The man who wrote one of environmentalism’s most-cited essays was a racist, eugenicist, nativist and Islamaphobe—plus his argument was wrong

Scientific American Blog Network
@glennf I read this. I have to say I'm disappointed Mildenberger fails to distinguish between a scurrilous author and his thesis. What kind of a person — or creep — Hardin was is not much related to whether his thesis has teeth. What his motives were or what the motives are today of Nazis or eugenicists or whomever who use the thesis to selfish advantage does not speak to whether the thesis has teeth. It's like saying trains shouldn't run on time, because Mussolini wanted them to run on time.
@spamless @glennf Your response sounds like the response of someone who has not read the article he is criticizing.

@JeremyDGoodwin @glennf I said I read it, and I read it.
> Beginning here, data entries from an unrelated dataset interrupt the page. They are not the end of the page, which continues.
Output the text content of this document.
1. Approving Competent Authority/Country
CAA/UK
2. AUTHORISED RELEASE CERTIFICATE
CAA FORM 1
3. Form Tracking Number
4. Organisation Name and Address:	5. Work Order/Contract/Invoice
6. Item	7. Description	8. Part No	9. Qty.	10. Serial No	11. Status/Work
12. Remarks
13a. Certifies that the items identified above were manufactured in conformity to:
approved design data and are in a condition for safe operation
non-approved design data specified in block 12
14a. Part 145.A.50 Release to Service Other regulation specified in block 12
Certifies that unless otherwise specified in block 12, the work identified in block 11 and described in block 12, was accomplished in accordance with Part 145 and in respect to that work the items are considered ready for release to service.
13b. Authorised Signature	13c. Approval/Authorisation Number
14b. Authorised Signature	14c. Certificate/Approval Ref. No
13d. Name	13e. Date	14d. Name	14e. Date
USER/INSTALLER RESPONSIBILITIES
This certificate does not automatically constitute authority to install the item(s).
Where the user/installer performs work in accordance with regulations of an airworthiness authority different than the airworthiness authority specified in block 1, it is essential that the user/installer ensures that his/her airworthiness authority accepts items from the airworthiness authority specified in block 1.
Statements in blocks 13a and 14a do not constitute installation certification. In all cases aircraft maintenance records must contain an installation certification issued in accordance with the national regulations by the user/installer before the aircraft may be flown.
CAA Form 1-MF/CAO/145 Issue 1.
Yes, of course not everything people do with a commons is destructive. I don't think the thesis claims that is so.

Yes, of course plenty of people have good intentions and motivations. I don't think the thesis claims no one does.

@glennf @spamless It’s just that you described it in a way that is inaccurate.
@JeremyDGoodwin @glennf I don't have a full-length article on the Scientific American Blog Network to respond in, or the time to do that anyway. I had 500 characters. I used 496, I think. I cut some stuff out that didn't fit. I was left with the hope that the underpinning thought would come through.

@spamless @JeremyDGoodwin @glennf

Your first ~225 words focus on separating the author from his work, and sadness that this article didn't do that. Which, of course, it did...pretty early on.
It seems like someone who only has 500 words wouldn't waste 50% on something easily debunked.

@deirdrebeth @JeremyDGoodwin @glennf I don't have 500 words. I have 500 *characters*. Mastodon, or my instance of it at least, is still microblogging. I disagree with your claim. The whole weight and tenor of his piece was to instruct us on what a scumbag the author and his sympathizers were and are.